I was hoping IDOT would come back with better news, but they didn’t, he said. This does not mean there is no need for the corridor. There is and we still want to pursue that need.

Reitz said unlike urban areas such as Chicago, where the building of a highway is determined by the traffic needs of the region, a new road between St. Louis and Carbondale is needed to keep local business and industry healthy.

We need (a corridor) for any hope of economic development, Reitz said. We are severely lacking adequate transportation in this area, and without it we can’t grow.

Reitz said the toll road study is only a minor setback for Swift because it was only one option they were considering.
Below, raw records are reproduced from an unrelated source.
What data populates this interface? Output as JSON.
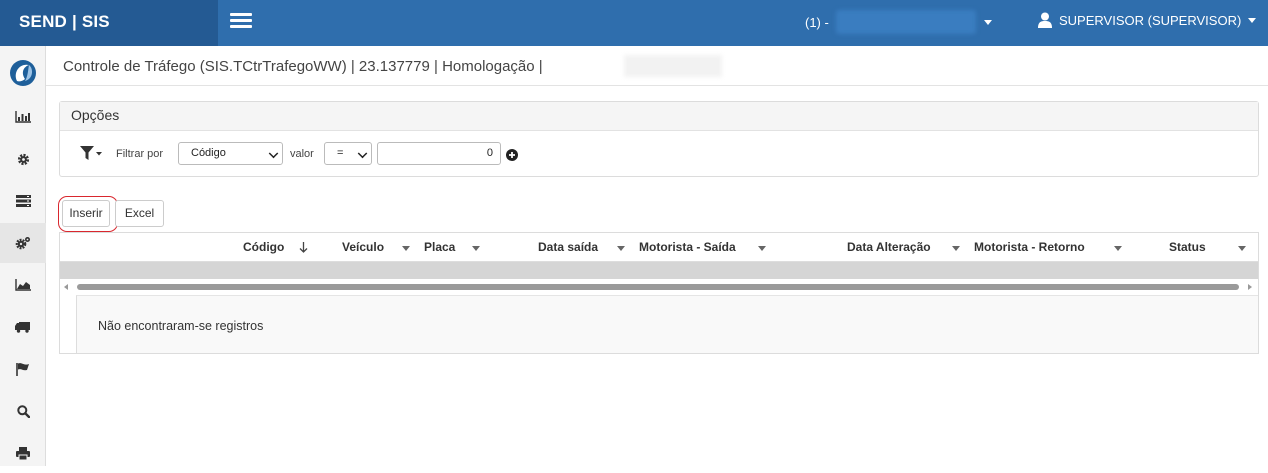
{
  "topbar": {
    "brand": "SEND | SIS",
    "company_prefix": "(1) -",
    "user_label": "SUPERVISOR (SUPERVISOR)"
  },
  "sidebar": {
    "items": [
      {
        "icon": "logo-icon"
      },
      {
        "icon": "bar-chart-icon"
      },
      {
        "icon": "gear-icon"
      },
      {
        "icon": "server-icon"
      },
      {
        "icon": "gears-icon",
        "active": true
      },
      {
        "icon": "area-chart-icon"
      },
      {
        "icon": "truck-icon"
      },
      {
        "icon": "flag-icon"
      },
      {
        "icon": "search-icon"
      },
      {
        "icon": "print-icon"
      }
    ]
  },
  "page": {
    "title": "Controle de Tráfego (SIS.TCtrTrafegoWW) | 23.137779 | Homologação |"
  },
  "options": {
    "header": "Opções",
    "filter_by_label": "Filtrar por",
    "field_select": "Código",
    "valor_label": "valor",
    "operator_select": "=",
    "value_input": "0"
  },
  "actions": {
    "insert_label": "Inserir",
    "excel_label": "Excel"
  },
  "grid": {
    "columns": [
      {
        "label": "Código"
      },
      {
        "label": "Veículo"
      },
      {
        "label": "Placa"
      },
      {
        "label": "Data saída"
      },
      {
        "label": "Motorista - Saída"
      },
      {
        "label": "Data Alteração"
      },
      {
        "label": "Motorista - Retorno"
      },
      {
        "label": "Status"
      }
    ],
    "empty_message": "Não encontraram-se registros"
  },
  "colors": {
    "topbar": "#2f6ead",
    "brand_bg": "#245a93",
    "highlight_ring": "#d9272e"
  }
}
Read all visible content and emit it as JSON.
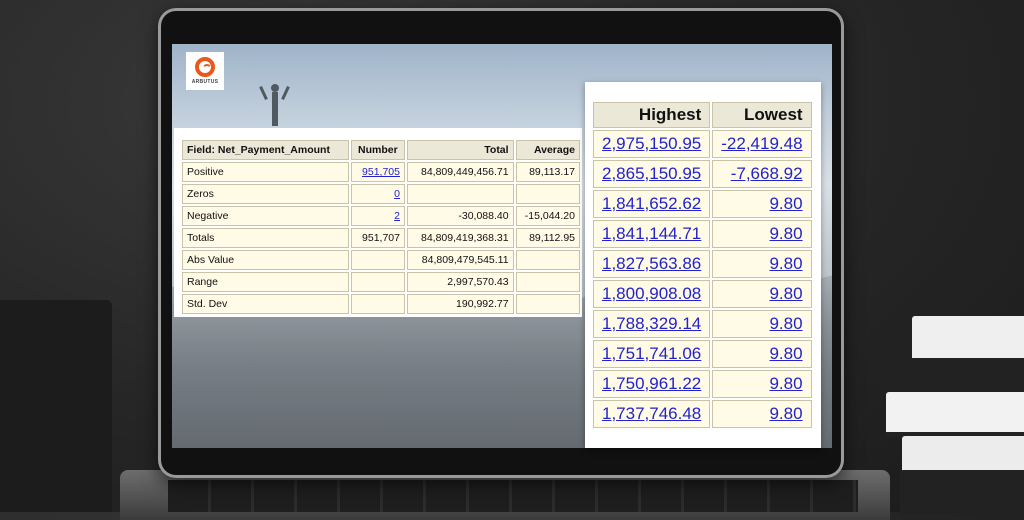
{
  "logo": {
    "text": "ARBUTUS"
  },
  "stats": {
    "headers": [
      "Field: Net_Payment_Amount",
      "Number",
      "Total",
      "Average"
    ],
    "rows": [
      {
        "label": "Positive",
        "number": "951,705",
        "total": "84,809,449,456.71",
        "average": "89,113.17"
      },
      {
        "label": "Zeros",
        "number": "0",
        "total": "",
        "average": ""
      },
      {
        "label": "Negative",
        "number": "2",
        "total": "-30,088.40",
        "average": "-15,044.20"
      },
      {
        "label": "Totals",
        "number": "951,707",
        "total": "84,809,419,368.31",
        "average": "89,112.95"
      },
      {
        "label": "Abs Value",
        "number": "",
        "total": "84,809,479,545.11",
        "average": ""
      },
      {
        "label": "Range",
        "number": "",
        "total": "2,997,570.43",
        "average": ""
      },
      {
        "label": "Std. Dev",
        "number": "",
        "total": "190,992.77",
        "average": ""
      }
    ]
  },
  "highlow": {
    "headers": [
      "Highest",
      "Lowest"
    ],
    "rows": [
      {
        "highest": "2,975,150.95",
        "lowest": "-22,419.48"
      },
      {
        "highest": "2,865,150.95",
        "lowest": "-7,668.92"
      },
      {
        "highest": "1,841,652.62",
        "lowest": "9.80"
      },
      {
        "highest": "1,841,144.71",
        "lowest": "9.80"
      },
      {
        "highest": "1,827,563.86",
        "lowest": "9.80"
      },
      {
        "highest": "1,800,908.08",
        "lowest": "9.80"
      },
      {
        "highest": "1,788,329.14",
        "lowest": "9.80"
      },
      {
        "highest": "1,751,741.06",
        "lowest": "9.80"
      },
      {
        "highest": "1,750,961.22",
        "lowest": "9.80"
      },
      {
        "highest": "1,737,746.48",
        "lowest": "9.80"
      }
    ]
  },
  "colors": {
    "link": "#2323cc",
    "cell": "#fffbe6",
    "header": "#ebe8d8",
    "logo": "#e85a1b"
  }
}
Carbondale Mayor Neil Dillard agreed, saying the toll road was just one step in the process of finding better access to St. Louis.

Now the task for us in Southern Illinois is to work in a better direction and find a way to build that corridor, Dillard, a member of Swift, said. All this study does is remove one possible way this could have been done. It’s now time for Swift and citizens to come together and come up with better options.

Other options Dillard and Reitz offered include improving the road system on a town by town basis. Dillard said four-lane roads are being built just south of the East St. Louis area, as well as just north of Murphysboro. If these two ends could be tied together, Dillard said, then it would be an improvement over what already exists.

In a statement released to the press, Illinois Transportation Secretary Kirk Brown said. Our federal and state road fund revenues have been fully committee for highway and bridge improvements over the next five years.

More than 95 percent of our annual highway program is being used to keep up our existing highways, with very little money available for new highways.